Khaliliardali Zahra, Chavarriaga Ricardo, Andrei Gheorghe Lucian, Millán José del R
Defitech Chair in Non-Invasive Brain-Machine Interface, School of Engineering, École Polytechnique Fédérale de Lausanne (EPFL), Switzerland, CH-1015.
Annu Int Conf IEEE Eng Med Biol Soc. 2012;2012:3829-32. doi: 10.1109/EMBC.2012.6346802.
Recognition of driver's intention from electroencephalogram (EEG) can be helpful in developing an in-car brain computer interface (BCI) systems for intelligent cars. This could be beneficial in enhancing the quality of interaction between the driver and the car to provide the response of the intelligent cars in line with driver's intention. We proposed investigating anticipation as the cognitive state leading to specific actions during car driving. An experimental protocol is designed for recording EEG from 6 subjects while driving the virtual reality driving simulator. The experimental protocol is a variant of the contingent negative variation (CNV) paradigm with Go and No-go conditions in driving framework. The results presented in this study support the presence of the slow cortical anticipatory potentials in EEG grand averages and also confirm the discriminability of these potentials in offline single trial classification with the average of 0.76 ± 0.12 in area under the curve (AUC).
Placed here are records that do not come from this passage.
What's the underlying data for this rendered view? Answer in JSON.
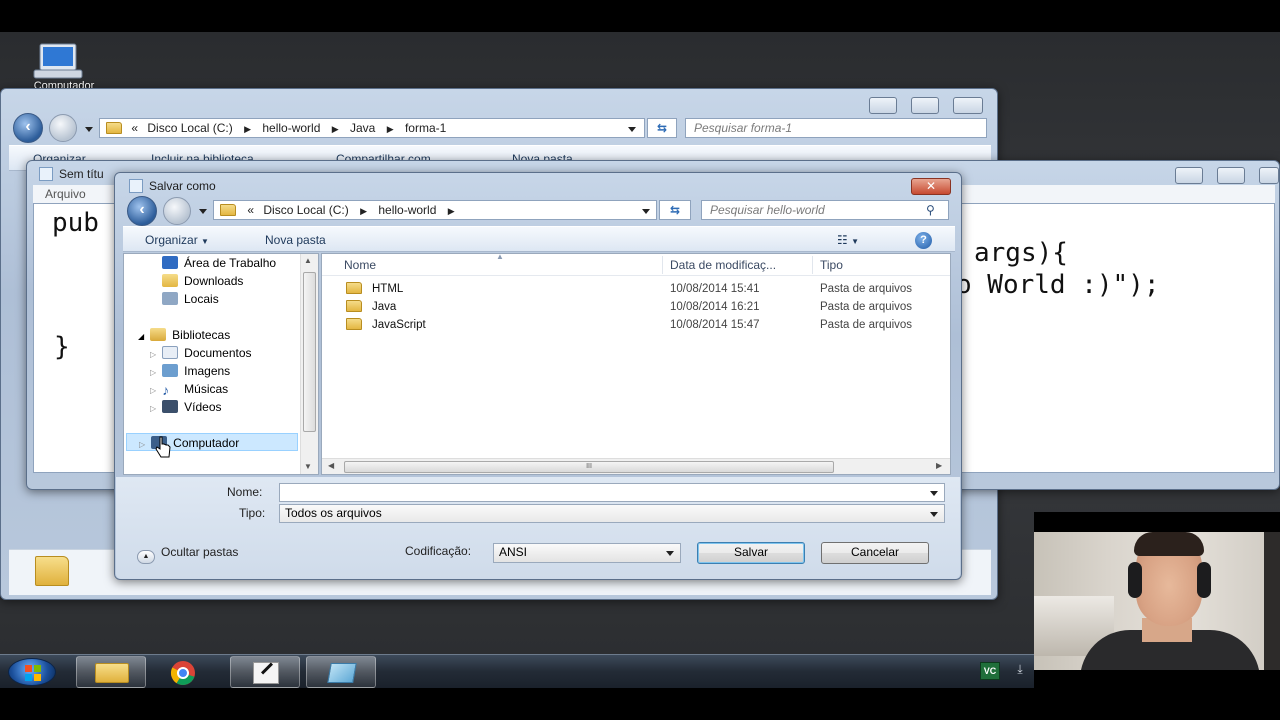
{
  "desktop": {
    "computer_icon_label": "Computador"
  },
  "explorer": {
    "address": {
      "chevrons": "«",
      "crumbs": [
        "Disco Local (C:)",
        "hello-world",
        "Java",
        "forma-1"
      ]
    },
    "search_placeholder": "Pesquisar forma-1",
    "toolbar": {
      "organize": "Organizar",
      "include_library": "Incluir na biblioteca",
      "share_with": "Compartilhar com",
      "new_folder": "Nova pasta"
    }
  },
  "notepad": {
    "title": "Sem títu",
    "menu_file": "Arquivo",
    "code_line1": "pub",
    "code_line2": "}",
    "code_right1": "args){",
    "code_right2": "o World :)\");"
  },
  "dialog": {
    "title": "Salvar como",
    "address": {
      "chevrons": "«",
      "crumbs": [
        "Disco Local (C:)",
        "hello-world"
      ]
    },
    "search_placeholder": "Pesquisar hello-world",
    "toolbar": {
      "organize": "Organizar",
      "new_folder": "Nova pasta"
    },
    "tree": {
      "favorites": [
        "Área de Trabalho",
        "Downloads",
        "Locais"
      ],
      "libraries_label": "Bibliotecas",
      "libraries": [
        "Documentos",
        "Imagens",
        "Músicas",
        "Vídeos"
      ],
      "computer_label": "Computador"
    },
    "columns": {
      "name": "Nome",
      "modified": "Data de modificaç...",
      "type": "Tipo"
    },
    "files": [
      {
        "name": "HTML",
        "modified": "10/08/2014 15:41",
        "type": "Pasta de arquivos"
      },
      {
        "name": "Java",
        "modified": "10/08/2014 16:21",
        "type": "Pasta de arquivos"
      },
      {
        "name": "JavaScript",
        "modified": "10/08/2014 15:47",
        "type": "Pasta de arquivos"
      }
    ],
    "scroll_grip": "III",
    "filename_label": "Nome:",
    "filename_value": "",
    "filetype_label": "Tipo:",
    "filetype_value": "Todos os arquivos",
    "hide_folders": "Ocultar pastas",
    "encoding_label": "Codificação:",
    "encoding_value": "ANSI",
    "save_button": "Salvar",
    "cancel_button": "Cancelar"
  },
  "colors": {
    "accent": "#2d5d9a",
    "selection": "#cce8ff"
  }
}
从脑电图(EEG)识别驾驶员意图有助于开发用于智能汽车的车内脑机接口(BCI)系统。这对于提高驾驶员与汽车之间的交互质量、使智能汽车的响应符合驾驶员意图可能是有益的。我们建议将预期作为导致汽车驾驶过程中特定动作的认知状态进行研究。设计了一个实验方案,用于在6名受试者驾驶虚拟现实驾驶模拟器时记录脑电图。该实验方案是在驾驶框架中具有“执行”和“不执行”条件的关联负变化(CNV)范式的变体。本研究给出的结果支持脑电图总体平均值中存在缓慢的皮层预期电位,并且还证实了这些电位在离线单试验分类中的可区分性,曲线下面积(AUC)的平均值为0.76±0.12。